Poland Journal - Day 4 - Krakow

My apologies for the long break in completing my Poland entries. I needed to be away from the material for a while as it was anger inducing. Thanks for your patience.

May 28, 2008
כ"ג אייר תשס"ח

We spend most of the day on the bus on the way to Krakow. There, we are to visit the old Jewish quarter and several old, restored synagogues. The Jewish community of Krakow today numbers some 200 souls. In the months before the Shoah, there were some 60,000 Jews in Krakow. There is nostalgia here for the Jews. It appears in the Hebrew and Yiddish signage all around the Kazmierz area – the historic Jewish section of town. In all honesty, it feels a bit like what the Jewish Quarter of the Poland exhibit at Epcot would feel like if it existed.

Prior to our arrival, we stop in Kielce. Kielce is famous for nothing Jewishly except for the fact that it is the one place where a pogrom took place AFTER the end of the Shoah and the end of World War II. That’s right – after virtually all of Polish Jewry was annihilated, while the world just started to grasp the enormity of the final solution, the residents of Kielce felt it necessary to murder forty or more Jews based on a classic anti-Semitic canard – the blood libel.

Before arriving in Krakow, we visit another Jewish cemetery desecrated by the Nazis and restored as a memorial monument. An old Polish woman, at least eighty years of age, wearing a crucifix, comes to meet us. The privilege of paying respects to desecrated Jews graves cost our group 60 zloty or about $30. The “fee” supposedly goes to maintain the site, but the way cash payment is made betrays any sense of “good” as it is palmed from our polish docent, “Tomasz” to the woman. Profiteering. I am nauseous.

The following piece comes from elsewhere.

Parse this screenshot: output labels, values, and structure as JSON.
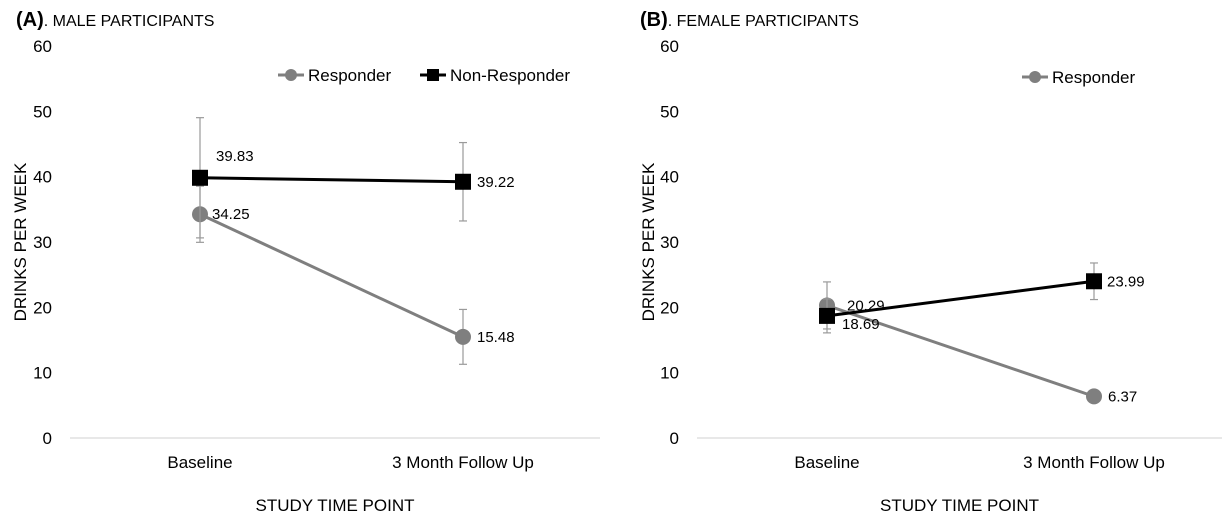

The old city of Krakow is beautiful and for a short time, I can imagine myself returning to this quaint but cosmopolitan place, until we reach the craft market. On the one hand, the market looks like just about any other fold art festival: wood carvings, jewelry, etc. There is, however, one particular art form specific to this region: the Jew Doll. Many stalls sell them: wood carved Hasidim, they look like they could have walked here from Anatevka. Some smile and some frown. There are mostly male figurines but there are also a few females. Some play the violin while others hold pitchforks and sport pointed ears designed to look like the devil. They all, however, share one feature in common: long, very long, prominent Jewish noses. But if the noses and the pitchforks aren’t disturbing enough, they pale in comparison to the unique feature of the most common Jew Dolls throughout the market: the ones that clutch large gold coins close to their hearts. Nostalgia for the old days or blatant anti-Semitism? You will have to decide for yourselves. As for me, well, any thoughts I might have harbored about returning to visit beautiful Krakow vaporize the minute I lay my eyes on my first Jew Doll with the large nose viciously protecting his heart made of a gold coin.